Our dainty fine duchesses have got a trick
To dote on a fool for the sake of his prick,
The fops were undone did their graces but know
The discretion and vigour of Signor Dildo.

The Duchess of Modena, though she looks so high,
With such a gallant is content to lie,
And for fear that the English her secrets should know,
For her gentleman usher took Signor Dildo.

The Countess o' th' Cockpit (who knows not her name?
She's famous in story for a killing dame),
When all her old lovers forsake her, I trow,
She'll then be contented with Signor Dildo.

Red Howard, Red Sheldon, and Temple so tall
Complain of his absence so long from Whitehall.
Signior Barnard has promised a journey to go
And bring back his countryman, Signor Dildo.

Doll Howard no longer with His Highness must range,
And therefore is proferred this civil exchange:
Her teeth being rotten, she smells best below,
And needs must be fitted for Signor Dildo.

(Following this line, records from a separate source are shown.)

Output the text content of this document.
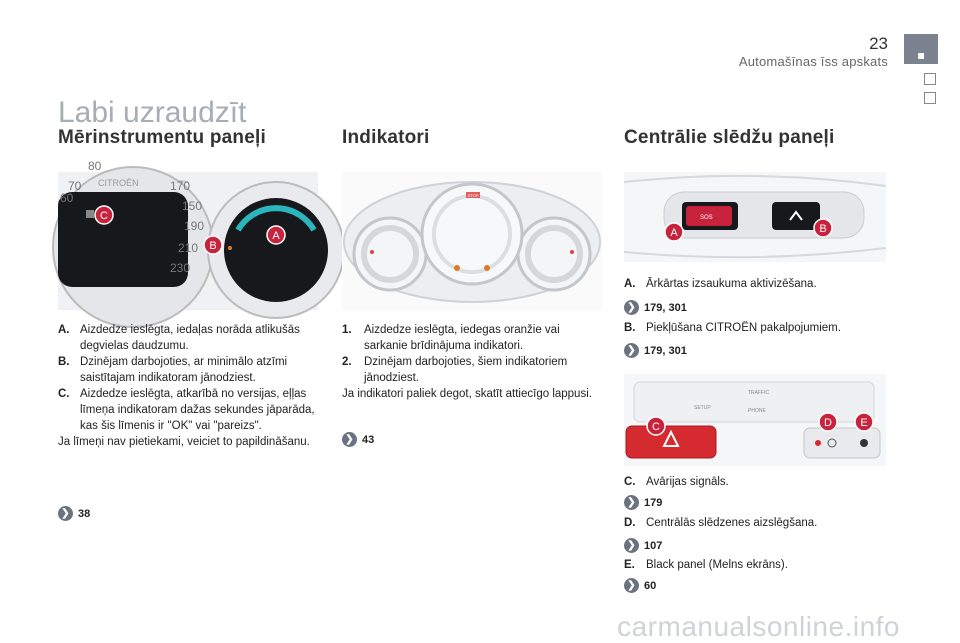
23
Automašīnas īss apskats
Labi uzraudzīt
Mērinstrumentu paneļi	Indikatori	Centrālie slēdžu paneļi
CITROËN
60
70
80
150
170
190
210
230
C
B
A
STOP
SOS
A	B
SETUP
TRAFFIC
PHONE
C	D	E
A. Aizdedze ieslēgta, iedaļas norāda atlikušās degvielas daudzumu.
B. Dzinējam darbojoties, ar minimālo atzīmi saistītajam indikatoram jānodziest.
C. Aizdedze ieslēgta, atkarībā no versijas, eļļas līmeņa indikatoram dažas sekundes jāparāda, kas šis līmenis ir "OK" vai "pareizs".
Ja līmeņi nav pietiekami, veiciet to papildināšanu.
❯ 38
1. Aizdedze ieslēgta, iedegas oranžie vai sarkanie brīdinājuma indikatori.
2. Dzinējam darbojoties, šiem indikatoriem jānodziest.
Ja indikatori paliek degot, skatīt attiecīgo lappusi.
❯ 43
A. Ārkārtas izsaukuma aktivizēšana.
❯ 179, 301
B. Piekļūšana CITROËN pakalpojumiem.
❯ 179, 301
C. Avārijas signāls.
❯ 179
D. Centrālās slēdzenes aizslēgšana.
❯ 107
E. Black panel (Melns ekrāns).
❯ 60
carmanualsonline.info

St Albans with wrinkles and smiles in his face,
Whose kindness to strangers becomes his high place,
In his coach and six horses is gone to Bergo
To take the fresh air with Signor Dildo.

Were this signor but known to the citizen fops,
He'd keep their fine wives from the foremen o'their shops;
But the rascals deserve their horns should still grow
For burning the Pope and his nephew, Dildo.

Tom Killigrew's wife, that Holland fine flower,
At the sight of this signor did fart and belch sour,
And her Dutch breeding the further to show,
Says, 'Welcome to England, Mynheer Van Dildo.'

He civilly came to the Cockpit one night,
And proferred his service to fair Madam Knight.
Quoth she, 'I intrigue with Captain Cazzo;
Your nose in mine arse, good Signor Dildo.'

This signor is sound, safe, ready, and dumb
As ever was candle, carrot, or thumb;
Then away with these nasty devices, and show
How you rate the just merit of Signor Dildo.

Count Cazzo, who carries his nose very high,
In passion he swore his rival should die;
Then shut himself up to let the world know
Flesh and blood could not bear it from Signor Dildo.

A rabble of pricks who were welcome before,
Now finding the porter denied them the door,
Maliciously waited his coming below
And inhumanly fell on Signor Dildo.

Nigh wearied out, the poor stranger did fly,
And along the Pall Mall they followed full cry;
The women concerned from every window
Cried, 'For heaven's sake, save Signor Dildo.'

The good Lady Sandys burst into a laughter
To see how the ballocks came wobbling after,
And had not their weight retarded the foe,
Indeed't had gone hard with Signor Dildo.